OfflineLLM 5: Local AI Gets a Lot More Useful With MCP and Agents

Bilaal Rashid

07 June 2026

When people talk about local AI, the conversation usually revolves around privacy.

That’s understandable. Running an AI model on your own device means your chats, files, and prompts stay under your control. Nothing needs to be sent to a cloud server.

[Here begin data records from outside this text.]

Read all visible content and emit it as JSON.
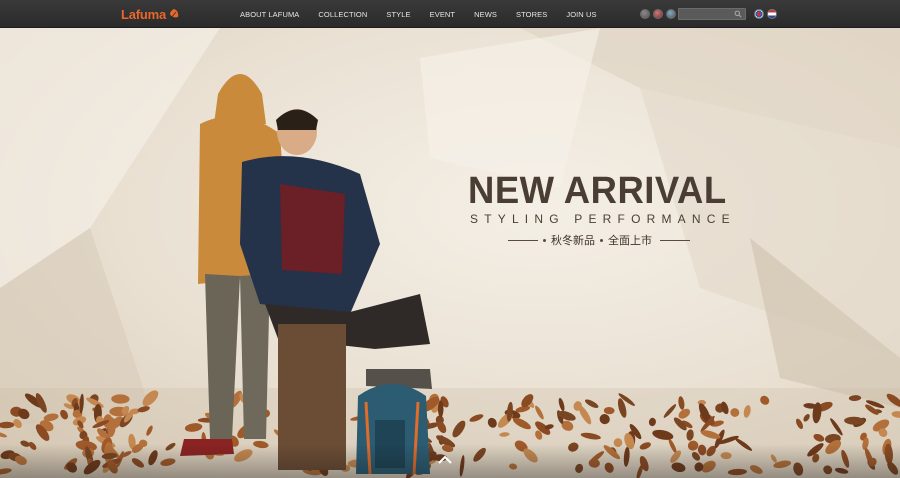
{
  "brand": {
    "logo_text": "Lafuma",
    "logo_icon": "leaf-icon",
    "accent": "#e8682a"
  },
  "nav": {
    "items": [
      {
        "label": "ABOUT LAFUMA"
      },
      {
        "label": "COLLECTION"
      },
      {
        "label": "STYLE"
      },
      {
        "label": "EVENT"
      },
      {
        "label": "NEWS"
      },
      {
        "label": "STORES"
      },
      {
        "label": "JOIN US"
      }
    ]
  },
  "social": [
    "social-icon-1",
    "social-icon-2",
    "social-icon-3"
  ],
  "search": {
    "value": "",
    "placeholder": ""
  },
  "languages": [
    "korea-flag-icon",
    "english-flag-icon"
  ],
  "hero": {
    "headline": "NEW ARRIVAL",
    "subline": "STYLING PERFORMANCE",
    "cn_left": "秋冬新品",
    "cn_right": "全面上市",
    "text_color": "#4a3e34"
  },
  "scroll_up_icon": "chevron-up-icon"
}
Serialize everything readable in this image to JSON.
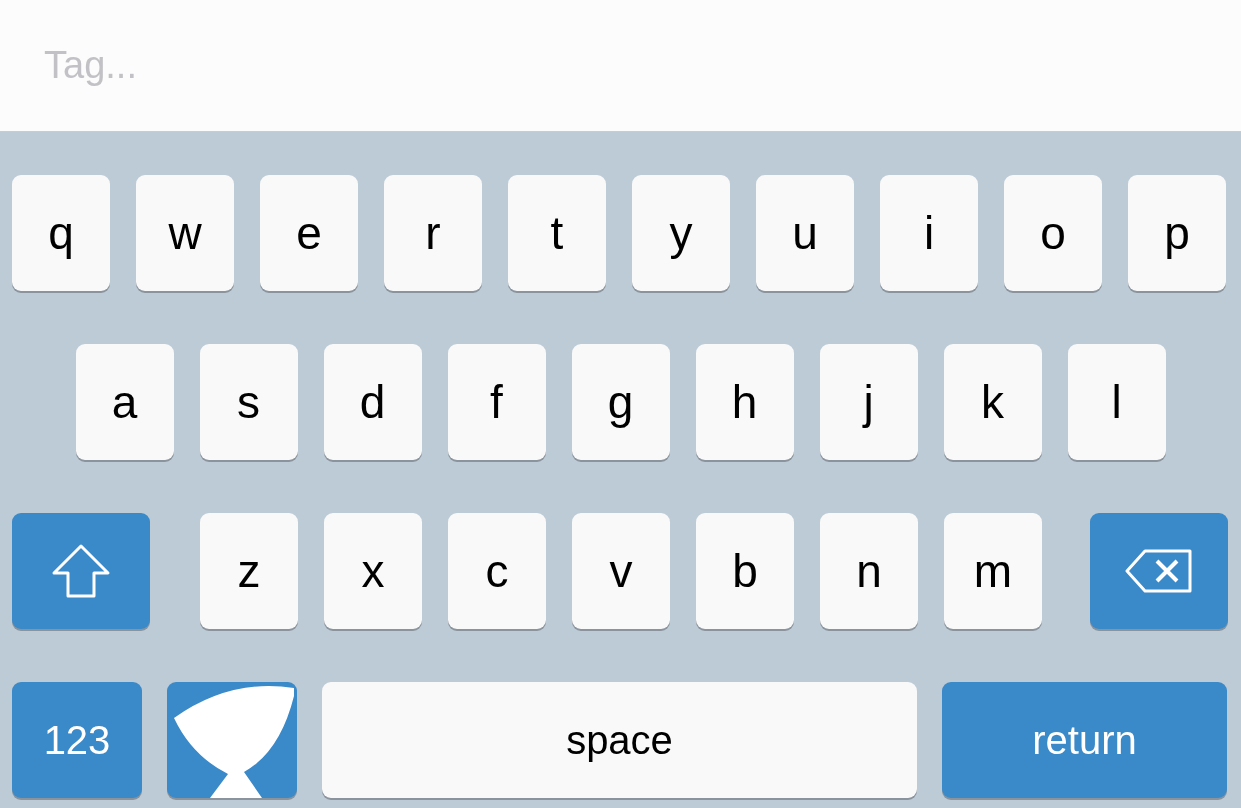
{
  "tag_field": {
    "placeholder": "Tag..."
  },
  "keyboard": {
    "rows": [
      {
        "keys": [
          {
            "kind": "letter",
            "label": "q"
          },
          {
            "kind": "letter",
            "label": "w"
          },
          {
            "kind": "letter",
            "label": "e"
          },
          {
            "kind": "letter",
            "label": "r"
          },
          {
            "kind": "letter",
            "label": "t"
          },
          {
            "kind": "letter",
            "label": "y"
          },
          {
            "kind": "letter",
            "label": "u"
          },
          {
            "kind": "letter",
            "label": "i"
          },
          {
            "kind": "letter",
            "label": "o"
          },
          {
            "kind": "letter",
            "label": "p"
          }
        ]
      },
      {
        "keys": [
          {
            "kind": "letter",
            "label": "a"
          },
          {
            "kind": "letter",
            "label": "s"
          },
          {
            "kind": "letter",
            "label": "d"
          },
          {
            "kind": "letter",
            "label": "f"
          },
          {
            "kind": "letter",
            "label": "g"
          },
          {
            "kind": "letter",
            "label": "h"
          },
          {
            "kind": "letter",
            "label": "j"
          },
          {
            "kind": "letter",
            "label": "k"
          },
          {
            "kind": "letter",
            "label": "l"
          }
        ]
      },
      {
        "keys": [
          {
            "kind": "shift"
          },
          {
            "kind": "letter",
            "label": "z"
          },
          {
            "kind": "letter",
            "label": "x"
          },
          {
            "kind": "letter",
            "label": "c"
          },
          {
            "kind": "letter",
            "label": "v"
          },
          {
            "kind": "letter",
            "label": "b"
          },
          {
            "kind": "letter",
            "label": "n"
          },
          {
            "kind": "letter",
            "label": "m"
          },
          {
            "kind": "delete"
          }
        ]
      },
      {
        "keys": [
          {
            "kind": "number",
            "label": "123"
          },
          {
            "kind": "logo"
          },
          {
            "kind": "space",
            "label": "space"
          },
          {
            "kind": "return",
            "label": "return"
          }
        ]
      }
    ]
  }
}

But privacy alone isn’t enough.

The biggest advantage of cloud AI services has never been the models themselves. It’s everything around them. They can search the web, access your calendar, interact with your tools, and automate tasks.

Local AI has traditionally been isolated.

With OfflineLLM 5, we’re closing that gap.

Today we’re releasing the biggest update in OfflineLLM’s history, introducing Model Context Protocol (MCP) support, new chat personalities, and significant performance improvements across our custom Apple Silicon execution engine.

MCP Support

The headline feature in OfflineLLM 5 is support for Model Context Protocol, better known as MCP.

If you’ve been following the AI space recently, you’ve probably seen MCP becoming the standard way for AI models to connect to external tools and services.

In practical terms, MCP allows your local AI assistant to do much more than answer questions.

You can connect OfflineLLM to services such as:

GitHub
Zapier
Atlassian
Calendar
Reminders
Apple Music
Web Search
And any others that you choose to bring along

Instead of being limited to the information already inside a conversation, your AI assistant can interact with the tools you use every day.

The result is something that feels less like a chatbot and more like an assistant.

From Chatbot to AI Agent

One of the most interesting things about MCP is that it changes what local AI can actually do.

You can ask a model to search for information, access project documentation, manage tasks, trigger automations, or interact with external services through connected tools.

For a long time, these kinds of workflows were mostly associated with cloud-based AI platforms.

Now they’re available in OfflineLLM while still giving users control over their models, data, and integrations.

As AI agents become more capable, we believe privacy will become even more important. The more responsibility you give an AI system, the more valuable it becomes to know where your data is going.

Faster Across the Board

Performance has always been a major focus for OfflineLLM.

Version 5 includes a number of improvements to our custom execution engine, resulting in faster generation speeds, lower latency, and a more responsive experience throughout the app.

OfflineLLM is built specifically for Apple Silicon and is designed to take full advantage of Apple’s GPU architecture. Every release includes ongoing optimisation work, and Version 5 continues that trend.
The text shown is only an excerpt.